Fast zehn Jahre später, im April 1999, zeigten auch deutsche Medien, wie man folgenreiche „Fake News“ unters Volk bringt. Im Kosovo verfolgten die Serben einen „Hufeisenplan“; Kosovaren würden in Katakomben zusammengetrieben, nun müsse die Menschheit ein „zweites Auschwitz“ verhindern. Auch in der Tagesschau liefen diese Meldungen, so wie im SPIEGEL und allen anderen so „seriösen“ Qualitätsmedien. Die Deutschen glaubten die Meldungen, waren empört und die rot-grüne Regierung konnte das Volk auf den ersten deutschen Angriffskrieg seit 1945 einstimmen. Der Wahrheitsgehalt dieser Meldungen? Es war Lügen, „Fake News“, die rund 13.000 Opfer forderten.

Dass „Fake News“ auch von allerhöchster Stelle kommen können, bewies US-Außenminister Colin Powell am 5. Februar 2003 vor dem UN-Sicherheitsrat. Faktenreich – heute würde man wohl eher „postfaktisch“ sagen – legte er dort Beweise vor, aus denen klipp und klar hervorging, dass Irak Massenvernichtungswaffen besitzt. Und da die Quelle ja über jeden Zweifel erhaben war, zeigten die Medien weltweit Powells PowerPoint-Folien und lieferten Bush jr., Blair und ihrer „Koalition der Willigen“ damit die Rückendeckung für den Zweiten Irakkrieg. Massenvernichtungswaffen wurden nicht gefunden, Powells „Beweise“ waren Fälschungen, die Berichte darüber „Fake News“. Nur dass diese „Fake News“ nicht nur die Deckenverkleidung einer Washingtoner Pizzeria, sondern rund 500.000 Menschenleben auslöschten.

Oh ja, „Fake News“ können Menschenleben gefährden, liebes Team der Tagesschau. Ja, auch die alternativen Medien und natürlich auch die Nutzer in sozialen Netzwerken produzieren zahlreiche Fehlmeldungen, Lügen und „Fake News“. So berichtet eine sehr beliebte alternative Internetseite aus Kanada beispielsweise bereits seit rund 10 Jahren alle paar Monate darüber, Insiderinformationen darüber zu haben, dass die USA – wahlweise auch Israel – Iran angreifen würden. Mit ein wenig Medienkompetenz erkennt man solche Aufschneider aber schnell. Und so ärgerlich „Fake News“ der alternativen Medien auch sind – durch sie ist bislang kein Mensch ums Leben gekommen. Die „Fake News“ der klassischen Medien haben indes Millionen Menschenleben ausgelöscht.

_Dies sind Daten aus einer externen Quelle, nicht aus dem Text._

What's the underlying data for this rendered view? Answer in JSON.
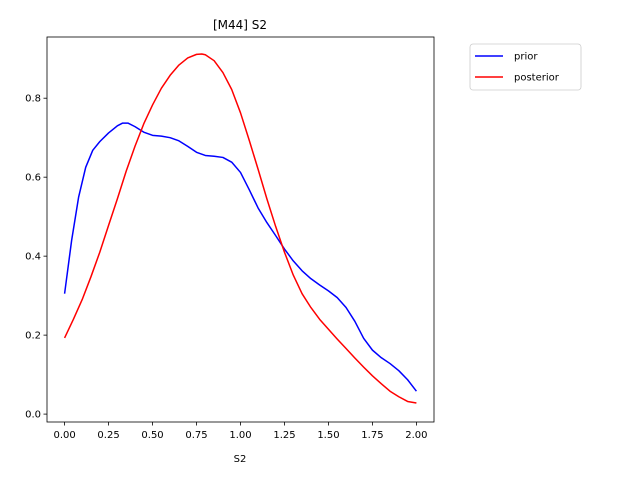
{
  "chart_data": {
    "type": "line",
    "title": "[M44] S2",
    "xlabel": "S2",
    "ylabel": "",
    "xlim": [
      -0.1,
      2.1
    ],
    "ylim": [
      -0.02,
      0.955
    ],
    "xticks": [
      0.0,
      0.25,
      0.5,
      0.75,
      1.0,
      1.25,
      1.5,
      1.75,
      2.0
    ],
    "xtick_labels": [
      "0.00",
      "0.25",
      "0.50",
      "0.75",
      "1.00",
      "1.25",
      "1.50",
      "1.75",
      "2.00"
    ],
    "yticks": [
      0.0,
      0.2,
      0.4,
      0.6,
      0.8
    ],
    "ytick_labels": [
      "0.0",
      "0.2",
      "0.4",
      "0.6",
      "0.8"
    ],
    "grid": false,
    "legend_position": "outside-top-right",
    "series": [
      {
        "name": "prior",
        "color": "#0000ff",
        "x": [
          0.0,
          0.04,
          0.08,
          0.12,
          0.16,
          0.2,
          0.25,
          0.3,
          0.33,
          0.36,
          0.4,
          0.45,
          0.5,
          0.55,
          0.6,
          0.65,
          0.7,
          0.75,
          0.8,
          0.85,
          0.9,
          0.95,
          1.0,
          1.05,
          1.1,
          1.15,
          1.2,
          1.25,
          1.3,
          1.35,
          1.4,
          1.45,
          1.5,
          1.55,
          1.6,
          1.65,
          1.7,
          1.75,
          1.8,
          1.85,
          1.9,
          1.95,
          2.0
        ],
        "y": [
          0.305,
          0.44,
          0.55,
          0.625,
          0.668,
          0.69,
          0.712,
          0.73,
          0.737,
          0.737,
          0.728,
          0.714,
          0.706,
          0.704,
          0.7,
          0.692,
          0.678,
          0.663,
          0.655,
          0.653,
          0.65,
          0.638,
          0.612,
          0.568,
          0.522,
          0.485,
          0.452,
          0.418,
          0.388,
          0.363,
          0.343,
          0.327,
          0.312,
          0.295,
          0.27,
          0.235,
          0.192,
          0.162,
          0.143,
          0.128,
          0.11,
          0.087,
          0.058
        ]
      },
      {
        "name": "posterior",
        "color": "#ff0000",
        "x": [
          0.0,
          0.05,
          0.1,
          0.15,
          0.2,
          0.25,
          0.3,
          0.35,
          0.4,
          0.45,
          0.5,
          0.55,
          0.6,
          0.65,
          0.7,
          0.75,
          0.78,
          0.8,
          0.85,
          0.9,
          0.95,
          1.0,
          1.05,
          1.1,
          1.15,
          1.2,
          1.25,
          1.3,
          1.35,
          1.4,
          1.45,
          1.5,
          1.55,
          1.6,
          1.65,
          1.7,
          1.75,
          1.8,
          1.85,
          1.9,
          1.95,
          2.0
        ],
        "y": [
          0.193,
          0.24,
          0.29,
          0.348,
          0.41,
          0.478,
          0.545,
          0.615,
          0.678,
          0.735,
          0.783,
          0.825,
          0.858,
          0.884,
          0.902,
          0.911,
          0.912,
          0.91,
          0.895,
          0.865,
          0.822,
          0.763,
          0.693,
          0.62,
          0.545,
          0.475,
          0.41,
          0.352,
          0.305,
          0.27,
          0.24,
          0.215,
          0.19,
          0.166,
          0.142,
          0.119,
          0.097,
          0.077,
          0.058,
          0.044,
          0.032,
          0.028
        ]
      }
    ]
  }
}
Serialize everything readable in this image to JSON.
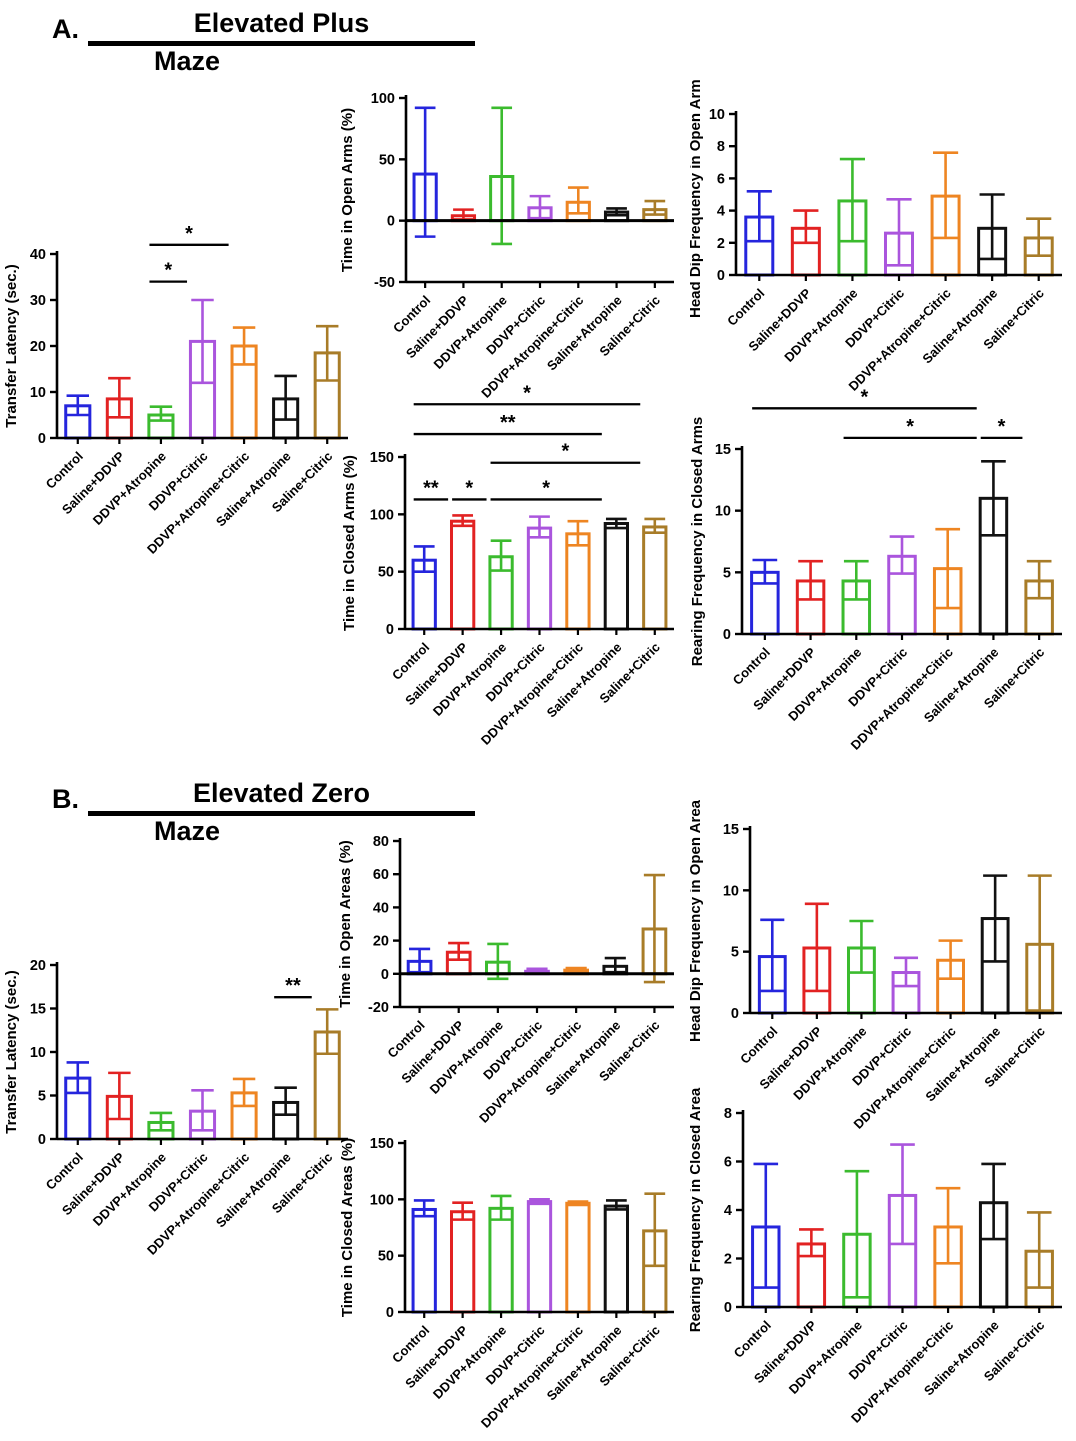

Um so wichtiger wäre es daher, dass die klassischen Medien sich ihrer Verantwortung endlich bewusst werden. Doch davon ist leider nicht auszugehen. „Fake News“ verbreiten – so auch das Erklärvideo der Tagesschau – immer die anderen, Facebook, die Sozialen Netzwerke. So paradox es klingt: Ausgerechnet die Mainstream-Medien, die durch Falschmeldungen Millionen Menschenleben mit auf ihrem Gewissen haben, nutzen nun den Begriff „Fake News“ zur Eigen-PR. Vertraut uns, wir sind die Guten. Im Netz warten nur „Fake News“ … postfaktisch und populistisch. Na klar.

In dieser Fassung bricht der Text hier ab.